“Characteristics of the pharmaceutical formulation of a drug, which determines its mode of administration and its absorption kinetics”
Differences in formulation pertain to excipients and manufacturing processes. Formulation can largely determine the extent and rate of drug absorption and therefore drug efficiency.
As a principle, drugs administered as solid preparations must dissolve to be absorbed. Oral galenic formulations can be designed to:
- Enhance the dissolution in the gastro-intestinal fluids of poorly soluble drugs. This can be achieved by expanding the surface area of dissolution (e.g. excipients that swell on contact with fluids, thus rapidly disintegrating the tablet) or by giving weak acids or bases as a salt form.
- Augment the transepithelial absorption of the drug by modifying physico-chemical properties of the chemical compound (e.g. addition of bile salts or amphipatic agents to liposoluble drugs)

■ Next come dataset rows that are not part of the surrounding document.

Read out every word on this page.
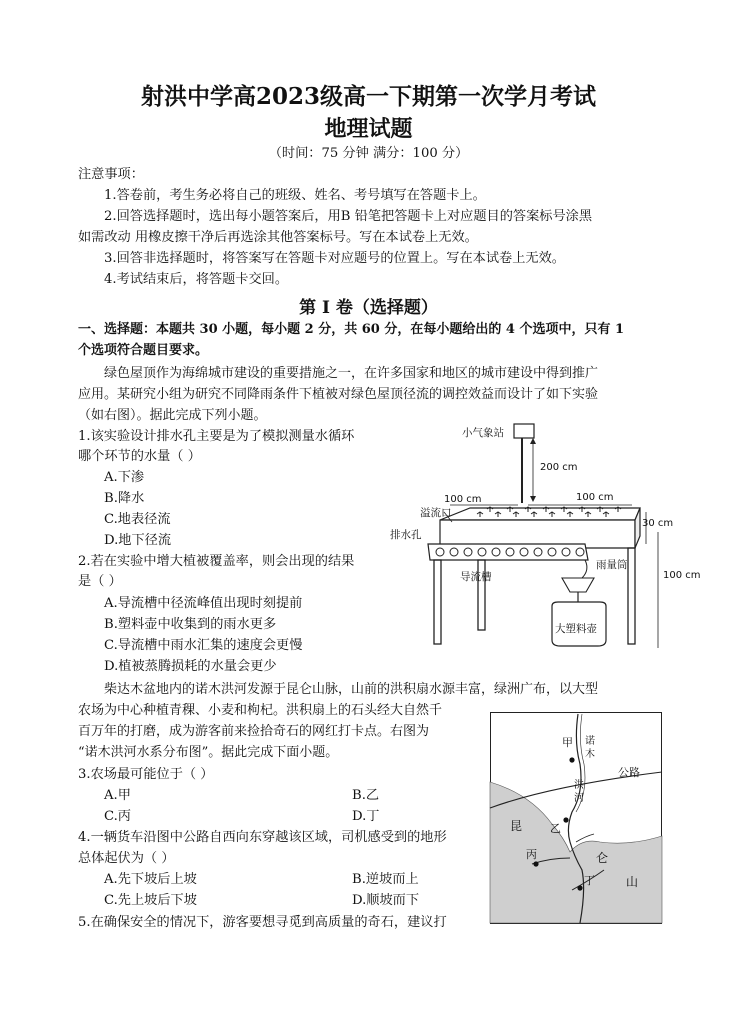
射洪中学高2023级高一下期第一次学月考试
地理试题
（时间：75 分钟 满分：100 分）
注意事项：
1.答卷前，考生务必将自己的班级、姓名、考号填写在答题卡上。
2.回答选择题时，选出每小题答案后，用B 铅笔把答题卡上对应题目的答案标号涂黑
如需改动 用橡皮擦干净后再选涂其他答案标号。写在本试卷上无效。
3.回答非选择题时，将答案写在答题卡对应题号的位置上。写在本试卷上无效。
4.考试结束后，将答题卡交回。
第 I 卷（选择题）
一、选择题：本题共 30 小题，每小题 2 分，共 60 分，在每小题给出的 4 个选项中，只有 1
个选项符合题目要求。
绿色屋顶作为海绵城市建设的重要措施之一，在许多国家和地区的城市建设中得到推广
应用。某研究小组为研究不同降雨条件下植被对绿色屋顶径流的调控效益而设计了如下实验
（如右图）。据此完成下列小题。
1.该实验设计排水孔主要是为了模拟测量水循环
哪个环节的水量（ ）
A.下渗
B.降水
C.地表径流
D.地下径流
2.若在实验中增大植被覆盖率，则会出现的结果
是（ ）
A.导流槽中径流峰值出现时刻提前
B.塑料壶中收集到的雨水更多
C.导流槽中雨水汇集的速度会更慢
D.植被蒸腾损耗的水量会更少
小气象站
200 cm
100 cm	100 cm
溢流口
排水孔
30 cm
导流槽	100 cm
雨量筒
大塑料壶
柴达木盆地内的诺木洪河发源于昆仑山脉，山前的洪积扇水源丰富，绿洲广布，以大型
农场为中心种植青稞、小麦和枸杞。洪积扇上的石头经大自然千
百万年的打磨，成为游客前来捡拾奇石的网红打卡点。右图为
“诺木洪河水系分布图”。据此完成下面小题。
3.农场最可能位于（ ）
A.甲	B.乙
C.丙	D.丁
4.一辆货车沿图中公路自西向东穿越该区域，司机感受到的地形
总体起伏为（ ）
A.先下坡后上坡	B.逆坡而上
C.先上坡后下坡	D.顺坡而下
5.在确保安全的情况下，游客要想寻觅到高质量的奇石，建议打
公路
甲
乙
丙
丁
诺
木
洪
河
昆
仑
山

- Slow the rate of release of drug in the gastro-intestinal tract and extend the absorption phase (e.g. controlled-release formulations).
- Avoid dissolution in gastric lumen for drugs that are destroyed by gastric acidity (e.g. coated tablets)

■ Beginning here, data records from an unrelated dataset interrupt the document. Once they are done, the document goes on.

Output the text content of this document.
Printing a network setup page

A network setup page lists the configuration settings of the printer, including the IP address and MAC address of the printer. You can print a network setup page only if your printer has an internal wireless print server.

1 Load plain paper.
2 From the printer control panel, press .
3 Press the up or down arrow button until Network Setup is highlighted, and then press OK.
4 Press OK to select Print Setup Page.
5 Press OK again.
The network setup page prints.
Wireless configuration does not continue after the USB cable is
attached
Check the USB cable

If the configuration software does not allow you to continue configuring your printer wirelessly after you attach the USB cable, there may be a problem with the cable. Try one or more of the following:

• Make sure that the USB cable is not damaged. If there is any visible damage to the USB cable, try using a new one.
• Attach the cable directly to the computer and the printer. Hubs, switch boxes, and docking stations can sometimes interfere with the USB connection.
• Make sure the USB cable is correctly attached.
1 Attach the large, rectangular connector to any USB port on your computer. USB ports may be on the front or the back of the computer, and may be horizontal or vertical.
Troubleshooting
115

After intramuscular or subcutaneous administration, absorption is rapid if the drug is dissolved in an aqueous solution. It can be greatly delayed if the drug is injected as:
- An oily solution
- A salt solution of a sparingly soluble acid or base
- A polymer or a network of macromolecules.

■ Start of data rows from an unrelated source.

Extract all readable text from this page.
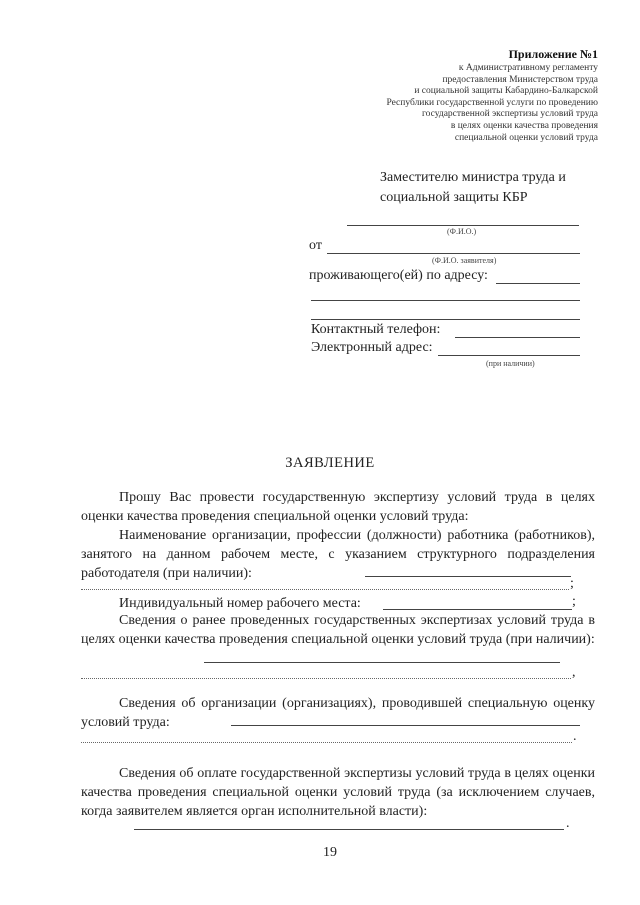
Приложение №1
к Административному регламенту
предоставления Министерством труда
и социальной защиты Кабардино-Балкарской
Республики государственной услуги по проведению
государственной экспертизы условий труда
в целях оценки качества проведения
специальной оценки условий труда
Заместителю министра труда и
социальной защиты КБР
(Ф.И.О.)
от
(Ф.И.О. заявителя)
проживающего(ей) по адресу:
Контактный телефон:
Электронный адрес:
(при наличии)
ЗАЯВЛЕНИЕ
Прошу Вас провести государственную экспертизу условий труда в целях оценки качества проведения специальной оценки условий труда:
Наименование организации, профессии (должности) работника (работников), занятого на данном рабочем месте, с указанием структурного подразделения работодателя (при наличии):
;
Индивидуальный номер рабочего места:	;
Сведения о ранее проведенных государственных экспертизах условий труда в целях оценки качества проведения специальной оценки условий труда (при наличии):
,
Сведения об организации (организациях), проводившей специальную оценку условий труда:
.
Сведения об оплате государственной экспертизы условий труда в целях оценки качества проведения специальной оценки условий труда (за исключением случаев, когда заявителем является орган исполнительной власти):
.
19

The site of administration and the drug formulation determine the rate of absorption and extent of absorption. This rate can influence both the clinical effectiveness of a drug and the tolerability profile. Galenics also affect the convenience and compliance towards drug intake. The choice of the galenic formulation is therefore an important decision in drug therapy.
The past few years have seen highly sophisticated achievements in the field of drug delivery systems.